Source of the data is the following. (i)Alan A. Tait – VAT Revenue, Inflation, and the Foreign Trade Balance, p.19 edited by Malcolm Gillis, Carl S. Shoup, and Gerardo P. Sicat in Value Added Taxation in Developing Countries, A World Bank Symposium, 1990 (ii) Milka Casanegra de Jantscher – Administering the VAT, p.172 of the same publication. (iii) Carlos Logo –The VAT in Brazil in the same publication, (iv) International tax and public finance Nov. 2003 & International Bureau of Fiscal Documentation, Value Added Taxes in Europe, Amsterdam. (v)Sijbren Cnossen-Tax Policy in the European Union, 2001, p36.
We find from the above table that there are eight countries in our study where the growth of VAT revenue as percentage of GDP has been negative.
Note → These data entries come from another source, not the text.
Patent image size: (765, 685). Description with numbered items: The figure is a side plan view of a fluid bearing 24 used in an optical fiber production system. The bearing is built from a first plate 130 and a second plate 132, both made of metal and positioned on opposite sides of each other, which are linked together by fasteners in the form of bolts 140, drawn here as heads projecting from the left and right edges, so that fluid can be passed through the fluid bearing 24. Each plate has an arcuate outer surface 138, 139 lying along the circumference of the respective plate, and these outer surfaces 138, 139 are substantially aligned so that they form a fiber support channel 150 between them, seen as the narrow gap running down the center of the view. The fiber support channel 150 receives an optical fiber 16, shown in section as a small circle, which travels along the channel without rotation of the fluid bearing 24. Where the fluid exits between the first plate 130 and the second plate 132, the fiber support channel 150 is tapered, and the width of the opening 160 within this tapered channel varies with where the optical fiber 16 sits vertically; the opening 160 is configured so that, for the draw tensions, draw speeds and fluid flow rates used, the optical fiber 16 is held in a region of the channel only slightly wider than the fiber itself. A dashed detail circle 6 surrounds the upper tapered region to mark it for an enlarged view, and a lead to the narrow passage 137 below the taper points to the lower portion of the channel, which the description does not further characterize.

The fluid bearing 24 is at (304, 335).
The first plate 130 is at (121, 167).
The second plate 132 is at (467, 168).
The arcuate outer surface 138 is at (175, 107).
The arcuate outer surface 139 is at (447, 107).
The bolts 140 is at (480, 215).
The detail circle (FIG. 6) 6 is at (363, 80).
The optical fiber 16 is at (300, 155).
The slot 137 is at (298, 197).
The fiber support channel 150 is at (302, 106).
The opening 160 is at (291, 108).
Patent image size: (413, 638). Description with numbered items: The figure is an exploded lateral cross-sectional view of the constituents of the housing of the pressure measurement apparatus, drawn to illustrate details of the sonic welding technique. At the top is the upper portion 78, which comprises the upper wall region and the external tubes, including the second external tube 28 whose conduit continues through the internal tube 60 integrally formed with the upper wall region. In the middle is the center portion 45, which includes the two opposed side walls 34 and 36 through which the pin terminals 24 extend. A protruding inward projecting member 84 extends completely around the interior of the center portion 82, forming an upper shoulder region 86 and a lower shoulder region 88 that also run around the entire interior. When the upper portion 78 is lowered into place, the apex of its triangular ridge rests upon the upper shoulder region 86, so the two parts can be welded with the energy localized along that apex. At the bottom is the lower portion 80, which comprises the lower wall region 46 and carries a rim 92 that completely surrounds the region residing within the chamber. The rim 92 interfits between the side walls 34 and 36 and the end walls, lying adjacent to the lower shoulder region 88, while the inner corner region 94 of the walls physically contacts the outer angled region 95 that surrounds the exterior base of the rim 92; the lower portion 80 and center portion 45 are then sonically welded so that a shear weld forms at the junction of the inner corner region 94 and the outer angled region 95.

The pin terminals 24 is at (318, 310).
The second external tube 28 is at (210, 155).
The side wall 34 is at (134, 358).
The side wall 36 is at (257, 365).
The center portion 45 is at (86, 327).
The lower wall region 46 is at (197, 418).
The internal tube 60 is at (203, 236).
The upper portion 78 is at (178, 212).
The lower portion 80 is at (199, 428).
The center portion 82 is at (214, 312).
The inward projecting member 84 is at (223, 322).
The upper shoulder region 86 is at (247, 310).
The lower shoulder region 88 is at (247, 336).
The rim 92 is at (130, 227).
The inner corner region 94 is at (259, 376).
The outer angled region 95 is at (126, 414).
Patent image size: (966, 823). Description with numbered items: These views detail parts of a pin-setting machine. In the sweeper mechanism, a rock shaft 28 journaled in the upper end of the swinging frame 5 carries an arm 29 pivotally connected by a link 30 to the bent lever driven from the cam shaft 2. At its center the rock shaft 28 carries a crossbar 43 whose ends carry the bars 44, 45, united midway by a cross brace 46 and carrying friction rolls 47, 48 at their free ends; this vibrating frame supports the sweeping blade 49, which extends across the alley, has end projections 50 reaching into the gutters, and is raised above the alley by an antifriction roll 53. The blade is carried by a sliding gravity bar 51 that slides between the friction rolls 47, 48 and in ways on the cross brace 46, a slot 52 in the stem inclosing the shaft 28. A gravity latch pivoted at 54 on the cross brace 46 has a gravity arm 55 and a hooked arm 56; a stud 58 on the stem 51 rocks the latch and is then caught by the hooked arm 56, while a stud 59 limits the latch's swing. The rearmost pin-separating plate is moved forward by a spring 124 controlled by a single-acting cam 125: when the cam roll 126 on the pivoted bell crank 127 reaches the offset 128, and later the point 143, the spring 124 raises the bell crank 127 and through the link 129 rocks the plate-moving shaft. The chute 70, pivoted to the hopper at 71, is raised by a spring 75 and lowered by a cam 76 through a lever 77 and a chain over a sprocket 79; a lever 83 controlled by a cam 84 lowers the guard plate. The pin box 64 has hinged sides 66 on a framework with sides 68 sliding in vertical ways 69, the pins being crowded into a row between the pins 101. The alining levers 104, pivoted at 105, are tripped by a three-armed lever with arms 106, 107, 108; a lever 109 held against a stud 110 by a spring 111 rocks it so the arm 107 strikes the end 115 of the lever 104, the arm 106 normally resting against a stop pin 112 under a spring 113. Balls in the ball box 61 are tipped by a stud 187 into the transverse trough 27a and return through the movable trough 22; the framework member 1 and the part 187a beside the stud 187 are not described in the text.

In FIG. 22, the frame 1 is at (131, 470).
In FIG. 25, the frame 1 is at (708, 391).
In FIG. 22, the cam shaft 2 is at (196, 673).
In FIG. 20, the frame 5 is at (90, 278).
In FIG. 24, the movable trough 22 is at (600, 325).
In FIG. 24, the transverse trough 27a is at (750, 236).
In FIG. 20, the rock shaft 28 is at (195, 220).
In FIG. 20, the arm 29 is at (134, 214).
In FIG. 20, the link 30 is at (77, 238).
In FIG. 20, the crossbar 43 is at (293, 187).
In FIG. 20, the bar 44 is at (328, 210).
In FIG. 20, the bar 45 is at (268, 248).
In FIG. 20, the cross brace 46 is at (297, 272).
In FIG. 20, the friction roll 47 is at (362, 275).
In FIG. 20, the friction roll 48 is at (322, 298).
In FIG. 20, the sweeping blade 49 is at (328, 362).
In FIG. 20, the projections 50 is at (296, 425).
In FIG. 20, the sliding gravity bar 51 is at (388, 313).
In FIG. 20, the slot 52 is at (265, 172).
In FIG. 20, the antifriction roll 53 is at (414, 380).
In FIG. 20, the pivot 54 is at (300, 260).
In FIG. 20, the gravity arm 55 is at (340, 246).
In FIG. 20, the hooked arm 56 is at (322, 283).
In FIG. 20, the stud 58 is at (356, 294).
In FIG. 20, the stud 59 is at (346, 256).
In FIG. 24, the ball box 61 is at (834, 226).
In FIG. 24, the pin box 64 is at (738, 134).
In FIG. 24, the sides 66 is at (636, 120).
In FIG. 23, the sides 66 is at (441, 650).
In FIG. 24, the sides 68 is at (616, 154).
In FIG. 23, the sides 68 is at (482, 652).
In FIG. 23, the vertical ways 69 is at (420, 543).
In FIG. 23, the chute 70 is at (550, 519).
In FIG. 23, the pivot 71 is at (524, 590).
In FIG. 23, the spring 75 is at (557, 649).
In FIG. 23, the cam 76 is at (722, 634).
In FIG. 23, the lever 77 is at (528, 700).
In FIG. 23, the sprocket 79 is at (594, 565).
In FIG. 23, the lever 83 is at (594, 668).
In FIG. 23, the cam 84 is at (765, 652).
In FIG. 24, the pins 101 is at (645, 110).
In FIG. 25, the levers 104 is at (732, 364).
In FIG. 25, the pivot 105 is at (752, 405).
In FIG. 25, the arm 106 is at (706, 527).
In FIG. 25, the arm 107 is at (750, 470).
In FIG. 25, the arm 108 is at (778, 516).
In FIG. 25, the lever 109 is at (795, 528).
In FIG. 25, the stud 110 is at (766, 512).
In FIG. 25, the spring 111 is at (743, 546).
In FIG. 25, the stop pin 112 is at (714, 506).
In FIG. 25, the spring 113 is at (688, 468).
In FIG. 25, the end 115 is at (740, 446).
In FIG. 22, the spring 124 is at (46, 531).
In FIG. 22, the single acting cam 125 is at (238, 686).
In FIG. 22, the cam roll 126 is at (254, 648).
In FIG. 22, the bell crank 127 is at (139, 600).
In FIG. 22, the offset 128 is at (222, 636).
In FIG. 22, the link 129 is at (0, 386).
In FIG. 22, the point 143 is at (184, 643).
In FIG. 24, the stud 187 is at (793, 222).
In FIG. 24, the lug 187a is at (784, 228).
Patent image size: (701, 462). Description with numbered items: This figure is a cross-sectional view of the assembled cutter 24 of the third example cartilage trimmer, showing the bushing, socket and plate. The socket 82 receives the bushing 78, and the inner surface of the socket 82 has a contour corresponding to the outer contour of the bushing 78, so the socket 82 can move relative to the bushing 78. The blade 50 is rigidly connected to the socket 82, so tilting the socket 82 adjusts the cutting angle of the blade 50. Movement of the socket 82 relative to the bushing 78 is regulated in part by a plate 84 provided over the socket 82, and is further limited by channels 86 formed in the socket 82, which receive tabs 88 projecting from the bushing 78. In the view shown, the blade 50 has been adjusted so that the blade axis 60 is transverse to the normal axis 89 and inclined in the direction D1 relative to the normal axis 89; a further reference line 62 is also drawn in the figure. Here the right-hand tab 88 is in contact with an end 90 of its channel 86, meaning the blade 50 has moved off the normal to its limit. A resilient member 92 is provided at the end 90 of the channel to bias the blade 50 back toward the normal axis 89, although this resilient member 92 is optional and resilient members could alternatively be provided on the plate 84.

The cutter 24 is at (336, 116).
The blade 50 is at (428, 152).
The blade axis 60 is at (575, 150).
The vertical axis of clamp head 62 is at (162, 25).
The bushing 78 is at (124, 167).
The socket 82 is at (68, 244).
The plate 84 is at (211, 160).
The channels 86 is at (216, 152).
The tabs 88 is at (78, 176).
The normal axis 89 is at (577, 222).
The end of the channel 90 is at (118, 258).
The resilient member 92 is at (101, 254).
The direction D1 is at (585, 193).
One of them is Brazil about which the data are not exactly comparable to the above countries but the conclusion is the same that there has been a negative growth over a period of time. In Brazil in 1968 VAT revenue, as a percentage of total tax revenue was 51.03 while in 1985 it became 21.91 and in the period in between it gradually fell. In comparison income tax rose from 21.8% in 1968 to 58.97% in 1985. The performance of 11 countries has been good (3% and above). However, we have to consider that in the European Countries, the revenue from excise on cigarette, beer, wine, spirit and gasoline was a considerable percentage of GDP. Therefore, the performance of VAT in European Union countries is to be taken as 9.6 per cent less since that is the share of excise in what goes as VAT revenue. Those who call VAT a money-spinner have not taken into account various factors, namely (i) the percentage growth in previous years; (ii) increase in rate of tax; (iii) the fact that in many countries the growth is negative; (iv) the EU average itself is marginally positive. The EU average yearly average is only 0.25%, which means that Europe as a whole has not fared so well; and (v) other taxes, namely, income and security taxes have grown much more than VAT. The conclusion is that the whole exercise is nothing but an amalgamation of existing taxes. The statement in the Discussion Paper that “the GST may, indeed, lead to the possibility of collectively positive-sum game” is nothing but a wishful thinking.